Let’s face it – not all Realtors are made equal. Many Realtors will try to rush clients into a sale without having done their due diligence in examining a strata/condo unit.
Here at Chris Chiu Realty, we don’t want you to have any regrets. Here is our list of 9 things to look for when viewing and considering to write an offer on a condo unit.
One of the first things to look at is the developer of the building. Are they active in your city? Be sure to look up their past projects in your city and/or the rest of Canada to get a feel for their style, quality, and level of satisfaction from owners. Here is a list of generally well-regarded residential building developers in the Greater Vancouver area:
– Ledingham McAllister
– Warrington PCI
– Concord Pacific
– Millennium Dev. Group
– Aquilini Development
– Wall Group of Companies
– Kenstone Properties
– Chard Developments
2. Age – Wood Frame vs. Concrete Build
A condo purchase is an investment – and you want your investment to hold its value. As a rule of thumb, concrete buildings hold their value and quality longer than wood frame buildings. While there are many excellent wood frame developments, they tend to become less attractive for resale after they’ve hit the 15 year mark.
This in no way means not to buy into a wood frame building, but be aware of your investment timeline in conjunction with the building’s age.
Living in one of the rainiest cities in North America, rain-screening ensures the long-term maintenance of both wood-frame and concrete buildings. Rain-screens aren’t a visually obvious feature, as they are a system that runs through a building. If you see in the images below, these buildings have slits that run on the outside to let water pass through. The overhangs above the windows and doors are also part of the rainscreen system.
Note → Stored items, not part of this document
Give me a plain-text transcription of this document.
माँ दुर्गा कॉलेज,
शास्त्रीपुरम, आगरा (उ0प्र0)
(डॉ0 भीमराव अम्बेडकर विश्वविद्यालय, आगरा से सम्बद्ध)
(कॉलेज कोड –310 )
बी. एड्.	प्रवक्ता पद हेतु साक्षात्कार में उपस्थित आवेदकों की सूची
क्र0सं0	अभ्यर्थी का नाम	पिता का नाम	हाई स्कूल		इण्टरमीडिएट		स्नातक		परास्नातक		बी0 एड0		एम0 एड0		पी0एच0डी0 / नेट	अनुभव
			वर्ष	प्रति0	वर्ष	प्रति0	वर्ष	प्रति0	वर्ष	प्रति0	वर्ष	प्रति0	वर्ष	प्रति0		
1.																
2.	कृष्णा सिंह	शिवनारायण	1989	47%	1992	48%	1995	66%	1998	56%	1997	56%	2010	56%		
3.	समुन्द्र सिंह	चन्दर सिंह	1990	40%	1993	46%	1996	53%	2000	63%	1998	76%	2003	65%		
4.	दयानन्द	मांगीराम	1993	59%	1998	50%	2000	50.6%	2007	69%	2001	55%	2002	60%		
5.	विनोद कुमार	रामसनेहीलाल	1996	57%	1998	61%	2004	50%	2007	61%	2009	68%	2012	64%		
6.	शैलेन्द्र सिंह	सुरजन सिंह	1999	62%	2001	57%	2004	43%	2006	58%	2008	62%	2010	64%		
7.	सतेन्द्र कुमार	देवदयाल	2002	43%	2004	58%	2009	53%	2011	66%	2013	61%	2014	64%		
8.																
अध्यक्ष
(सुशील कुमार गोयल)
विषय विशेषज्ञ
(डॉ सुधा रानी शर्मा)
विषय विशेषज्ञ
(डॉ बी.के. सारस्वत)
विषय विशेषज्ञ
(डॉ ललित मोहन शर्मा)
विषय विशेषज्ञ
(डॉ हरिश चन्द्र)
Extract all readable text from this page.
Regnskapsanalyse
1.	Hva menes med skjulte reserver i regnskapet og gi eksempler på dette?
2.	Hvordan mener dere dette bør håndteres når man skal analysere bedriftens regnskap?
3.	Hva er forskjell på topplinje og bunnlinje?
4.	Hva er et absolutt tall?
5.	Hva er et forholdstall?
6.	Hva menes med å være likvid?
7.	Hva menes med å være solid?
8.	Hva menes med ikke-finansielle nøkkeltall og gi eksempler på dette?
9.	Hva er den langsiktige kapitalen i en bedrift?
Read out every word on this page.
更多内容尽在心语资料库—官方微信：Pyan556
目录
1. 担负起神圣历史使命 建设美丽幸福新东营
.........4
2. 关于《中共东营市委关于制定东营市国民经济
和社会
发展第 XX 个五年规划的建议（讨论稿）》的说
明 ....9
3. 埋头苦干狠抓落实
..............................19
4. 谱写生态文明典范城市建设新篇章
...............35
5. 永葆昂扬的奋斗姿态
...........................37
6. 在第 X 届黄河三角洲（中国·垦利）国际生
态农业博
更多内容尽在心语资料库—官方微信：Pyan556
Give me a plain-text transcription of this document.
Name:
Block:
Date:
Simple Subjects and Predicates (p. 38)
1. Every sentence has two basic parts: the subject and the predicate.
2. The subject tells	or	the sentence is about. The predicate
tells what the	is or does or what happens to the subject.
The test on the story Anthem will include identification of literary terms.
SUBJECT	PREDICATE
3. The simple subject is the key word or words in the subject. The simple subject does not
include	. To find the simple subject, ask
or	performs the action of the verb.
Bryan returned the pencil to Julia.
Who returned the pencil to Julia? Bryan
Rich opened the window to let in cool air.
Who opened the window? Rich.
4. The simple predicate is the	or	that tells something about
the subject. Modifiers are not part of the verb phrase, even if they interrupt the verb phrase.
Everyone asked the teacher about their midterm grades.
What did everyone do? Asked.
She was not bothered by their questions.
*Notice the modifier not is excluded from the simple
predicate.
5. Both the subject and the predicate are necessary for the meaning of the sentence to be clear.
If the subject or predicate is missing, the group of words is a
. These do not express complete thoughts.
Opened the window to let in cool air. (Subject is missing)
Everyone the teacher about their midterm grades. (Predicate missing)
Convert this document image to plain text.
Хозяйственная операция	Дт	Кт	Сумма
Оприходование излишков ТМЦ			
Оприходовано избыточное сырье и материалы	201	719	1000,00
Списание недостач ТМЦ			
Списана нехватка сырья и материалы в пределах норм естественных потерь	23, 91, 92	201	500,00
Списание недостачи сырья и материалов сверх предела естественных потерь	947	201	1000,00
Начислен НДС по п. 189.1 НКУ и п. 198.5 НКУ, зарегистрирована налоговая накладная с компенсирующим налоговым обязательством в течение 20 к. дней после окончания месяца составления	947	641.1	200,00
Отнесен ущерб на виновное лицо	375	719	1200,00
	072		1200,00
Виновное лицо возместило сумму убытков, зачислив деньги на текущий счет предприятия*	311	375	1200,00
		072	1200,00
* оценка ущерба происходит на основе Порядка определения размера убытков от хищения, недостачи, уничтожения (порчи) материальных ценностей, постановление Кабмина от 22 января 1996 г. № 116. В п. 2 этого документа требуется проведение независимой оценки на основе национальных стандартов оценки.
If you are thinking of buying into a building built in the 1980s or 1990s, this is definitely something to look out for. Many buildings built during this “leaky condo era” were built with stucco, which absorbs water. Water damage to these buildings can be a major expense to homeowners. Make sure to check with your Realtor if a building has been fully or partially rain screened.
4. Strata Disputes
The strata minutes and Form B document will notify you if the strata is actively involved in any legal disputes. This is important because the costs could trickle down to the owners or come from the strata’s contingency reserve fund.
5. Upcoming Levies
The strata minutes will also take note of any upcoming levies. In the case that there is an upcoming levy on the owners, it should always be written into the contract that the current owners are responsible for payment of any additional charges agreed to up until the completion date.
6. Proposed Maintenance Fee Increases
Ouch! Maintenance fees can really add up in your monthly expenses. The strata’s most recent Annual General Meeting should clue you in to any maintenance fee increases for the following year, which are an unavoidable expense.
7. Rental Restrictions
If you are buying a condo as an income-producing property, make sure the building is not yet at its capacity for rentals. Some stratas don’t have any restrictions, while others might be voting to amend the rules surrounding rentals. Keep an eye on this in the minutes and Form B.
8. Contingency Reserve Fund
A good strata always has a healthy contingency reserve fund. Now, ‘healthy’ is highly dependent on the size, age, and number of units in a building. You’ll want to ask your Realtor if the amount is appropriate when comparing it to the depreciation report and scheduled building maintenance costs over the next few years.
9. Depreciation Reports
Brand new buildings come with a 2-5-10 warranty – 2 years on labor and materials, 5 years on the building envelope (includes water and penetration), and 10 years on the structure. A first depreciation report should be around the 5 year mark, and will indicate future repairs needed. Pay close attention to the report especially after the warranty period has ended, as major costs will come out of the CRF and levied to the owners.